I came up with a "proof" for the Maschke's Theorem in the representation theory of finite groups that seems to make sense. But it doesn't use the fact that the group being represented is finite. So I suspect there must be something wrong with it. Can someone please help me find where it goes wrong?
In the following, the underlying field is assumed to have characteristic $0$, and all the vector spaces involved are assumed to be finite dimensional.
The following form of the theorem is taken from Fulton&Harris' Representation Theory – A First Course (Proposition 1.5).
Maschke's Theorem. If $W$ is a subrepresentation of a representation $V$ of a finite group $G$, then there is a complementary invariant subspace $W'$ of $V$, so that $V=W\oplus W'$.
Proof. Firstly, since the action of every $g\in G$ is invertible, if a subspace $V'\subset V$ is $g$-invariant, then $g.V'=V'$ without loss of dimensions. Hence $V'$ is also $g^{-1}$-invariant and $g^{-1}.V'=V'$.
Suppose for now $W\subset V$ is an arbitrary subspace, not necessarily invariant under the actions of any $g\in G$. Let $\pi: V\to W$ be the corresponding linear projection, which induces a direct sum decomposition $V=W\oplus \text{Ker}(\pi)$.
Define $p_{g,\pi}:=g^{-1}\pi g$. Then it is easy to verify $p_{g,\pi}^2=g^{-1}\pi gg^{-1}\pi g=p_{g,\pi}$ and so it is also a linear projection.
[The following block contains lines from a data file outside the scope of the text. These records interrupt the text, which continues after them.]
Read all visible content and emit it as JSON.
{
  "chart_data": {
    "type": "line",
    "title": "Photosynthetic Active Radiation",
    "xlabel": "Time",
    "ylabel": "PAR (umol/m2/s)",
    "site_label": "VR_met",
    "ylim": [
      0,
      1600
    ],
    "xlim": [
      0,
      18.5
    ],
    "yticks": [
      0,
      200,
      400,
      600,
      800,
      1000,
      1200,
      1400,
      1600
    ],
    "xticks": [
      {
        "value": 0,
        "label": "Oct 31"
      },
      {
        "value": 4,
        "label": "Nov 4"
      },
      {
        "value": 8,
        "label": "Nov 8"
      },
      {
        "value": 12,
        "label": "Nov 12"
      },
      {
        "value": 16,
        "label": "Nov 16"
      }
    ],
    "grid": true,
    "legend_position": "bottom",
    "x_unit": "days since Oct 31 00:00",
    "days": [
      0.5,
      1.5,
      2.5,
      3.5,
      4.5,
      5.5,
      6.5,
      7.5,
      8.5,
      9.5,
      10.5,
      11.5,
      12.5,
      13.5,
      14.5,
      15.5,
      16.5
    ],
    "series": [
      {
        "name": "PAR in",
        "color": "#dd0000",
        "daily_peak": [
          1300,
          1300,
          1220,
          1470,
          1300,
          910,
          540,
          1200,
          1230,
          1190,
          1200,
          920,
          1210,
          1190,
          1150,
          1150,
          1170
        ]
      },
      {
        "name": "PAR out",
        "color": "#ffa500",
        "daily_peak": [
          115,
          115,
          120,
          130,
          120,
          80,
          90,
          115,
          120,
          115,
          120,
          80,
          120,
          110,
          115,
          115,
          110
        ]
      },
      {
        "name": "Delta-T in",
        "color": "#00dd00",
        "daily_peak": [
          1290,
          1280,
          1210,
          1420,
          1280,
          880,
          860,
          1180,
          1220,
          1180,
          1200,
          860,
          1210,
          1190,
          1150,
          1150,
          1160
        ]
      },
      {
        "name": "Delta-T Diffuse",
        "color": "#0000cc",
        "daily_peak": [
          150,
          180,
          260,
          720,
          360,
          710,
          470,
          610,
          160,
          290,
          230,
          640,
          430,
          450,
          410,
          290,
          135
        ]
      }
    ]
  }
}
This would induce an alternative direct sum decomposition $V= \text{ran}(p_{g,\pi})\oplus \text{Ker}(p_{g,\pi})$. We further have $g. \text{ran}(p_{g,\pi})\subset W$. In fact, for every $x\in \text{ran}(p_{g,\pi})$, we have $x=p_{g,\pi}(x)=g^{-1}\pi gx$ and so $gx=\pi gx\in W$.
In case $W$ is $g$-invariant, by first paragraph, $W$ is also $g^{-1}$-invariant. Therefore, since $\pi|_W$ is the identity map, for every $w\in W$, we have $\text{ran}(p_{g,\pi})\ni p_{g,\pi}(w)=g^{-1}\pi gw=g^{-1}gw=w$. Hence $W\subset \text{ran}(p_{g,\pi})$.
Then by both previous paragraphs, $g. \text{ran}(p_{g,\pi})\subset W\subset \text{ran}(p_{g,\pi})$ and so $ W= \text{ran}(p_{g,\pi})$, since $g$ is invertible. This gives $\text{Ker}(p_{g,\pi})=\text{Ker}(\pi)$ and $p_{g,\pi}=\pi$. That is, the two direct sum decompositions of $V$ become identical.
Then, we can check that $g$ and $g^{-1}$ both preserve the two identical kernels. In fact, for every $y\in \text{Ker}(p_{g,\pi})=\text{Ker}(\pi)$, we have $p_{g,\pi}(g^{-1}y)=g^{-1}\pi gg^{-1}y=g^{-1}\pi y=0$, and so $g^{-1}y\in \text{Ker}(p_{g,\pi})=\text{Ker}(\pi)$. By the invertibility of $g^{-1}$, the two identical kernels are both $g$-invariant and $g^{-1}$-invariant.
Lastly, if $W$ is $G$-invariant, then every $g\in G$ induces the same projection $p_{g,\pi}=\pi$ as reasoned above, and the subspace $W':=\text{Ker}(\pi)$ is then also $G$-invariant and complementary to $W$ such that $V=W\oplus W'$. ${\rm \square}$
As you can see, nowhere in the "proof" above is the fact used that $G$ is a finite group, and that's horrifying to me…
UPDATE:
According to Eric's answer, the issue is that, once we have $W= \text{ran}(p_{g,\pi})$, we cannot conclude the two projections are identical because their kernels might still be different. However, we would still have direct sum decomposition $V=W\oplus \text{Ker}(p_{g,\pi})$. This would be true for every $g\in G$. But the corresponding kernel would change as $g$ runs through $G$. This is where the "averaging technique" comes into play, and how the finiteness of $G$ plays a key role.
Best Answer
You seem to be assuming that there is a unique projection onto a subspace of a vector space. That is not true. For instance, if $W$ is two-dimensional space with basis $\{e_1,e_2\}$, then for any scalar $c$, $\{e_1,e_2+ce_1\}$ is also a basis, and there is a projection onto the span of $e_1$ corresponding to this basis. These projections are all different, since their kernels are the spans of $e_2+ce_1$ which are all different subspaces of $W$.
So, in your argument, while the projections $p_{g,\pi}$ and $\pi$ have the same range, this does not imply that they are equal, or that they have the same kernel.